VLCC freight rates on key routes have fallen sharply since a ceasefire between Israel and Iran was announced on 24 June, with the Mideast Gulf to China route dropping 50pc in just three days.
Rates on the Mideast Gulf to China route — a bellwether for the VLCC market — surged to a 2.5-year high of WS110 ($25.70/t) on 23 June, following US strikes on three nuclear facilities in Iran the previous day.
Charterers remained active during the spike, securing vessels at elevated levels. Kuwait's KPC booked two ships for Asia-Pacific delivery — one at WS110 and another at WS120 — but both deals failed to hold after the ceasefire was announced.
Since then, rates on the route have fallen by at least WS10 ($3.50/t) a day, settling at WS55 ($12.85/t) on 26 June. The pace of decline may slow as rates approach pre-conflict levels.

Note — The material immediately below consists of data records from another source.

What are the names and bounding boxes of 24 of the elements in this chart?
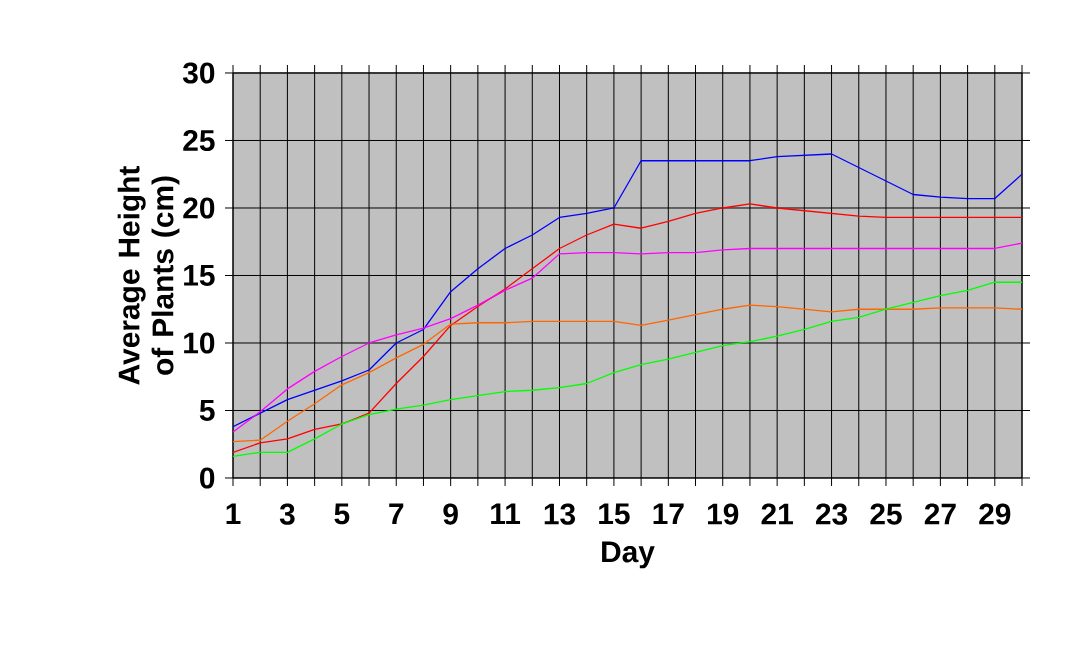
x-tick-label: 5	[334, 503, 350, 525]
x-tick-label: 19	[707, 503, 739, 525]
x-tick-label: 27	[924, 503, 956, 525]
x-tick-label: 25	[870, 503, 902, 525]
x-tick-label: 15	[599, 503, 630, 525]
x-tick-label: 29	[979, 503, 1011, 525]
x-tick-label: 21	[761, 503, 793, 525]
y-axis-title: Average Height of Plants (cm)	[117, 165, 180, 385]
x-tick-label: 1	[226, 503, 241, 525]
y-tick-label: 20	[183, 197, 215, 219]
x-tick-label: 23	[815, 503, 848, 525]
y-tick-label: 25	[183, 129, 215, 152]
x-tick-label: 17	[653, 503, 684, 525]
x-tick-label: 7	[389, 503, 404, 525]
x-tick-label: 9	[443, 503, 458, 525]
x-axis-title: Day	[602, 541, 655, 569]
y-tick-label: 0	[200, 467, 215, 489]
x-tick-label: 3	[279, 503, 295, 525]
y-tick-label: 10	[184, 332, 215, 354]
x-tick-label: 13	[544, 503, 576, 525]
x-tick-label: 11	[491, 503, 521, 525]
y-tick-label: 30	[182, 62, 215, 84]
y-tick-label: 5	[199, 400, 215, 421]
y-tick-label: 15	[184, 265, 215, 286]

With no direct impact on crude supply or infrastructure, freight rates are likely to revert to previous market levels.
A similar pattern emerged in October last year, when Iran launched more than 200 missiles at Israel. Rates on the same route rose by over 13pc to $14.10/t within three days, according to Argus assessments, before easing back to just above pre-conflict levels as tensions subsided.
Before the latest escalation, the Mideast Gulf to China route was nearing a year-to-date low, weighed down by weaker Chinese crude demand during refinery maintenance season. Higher official formula prices for Saudi crude also curbed buying interest, prompting Chinese refiners to turn to Latin American alternatives — freeing up tonnage in the Mideast Gulf.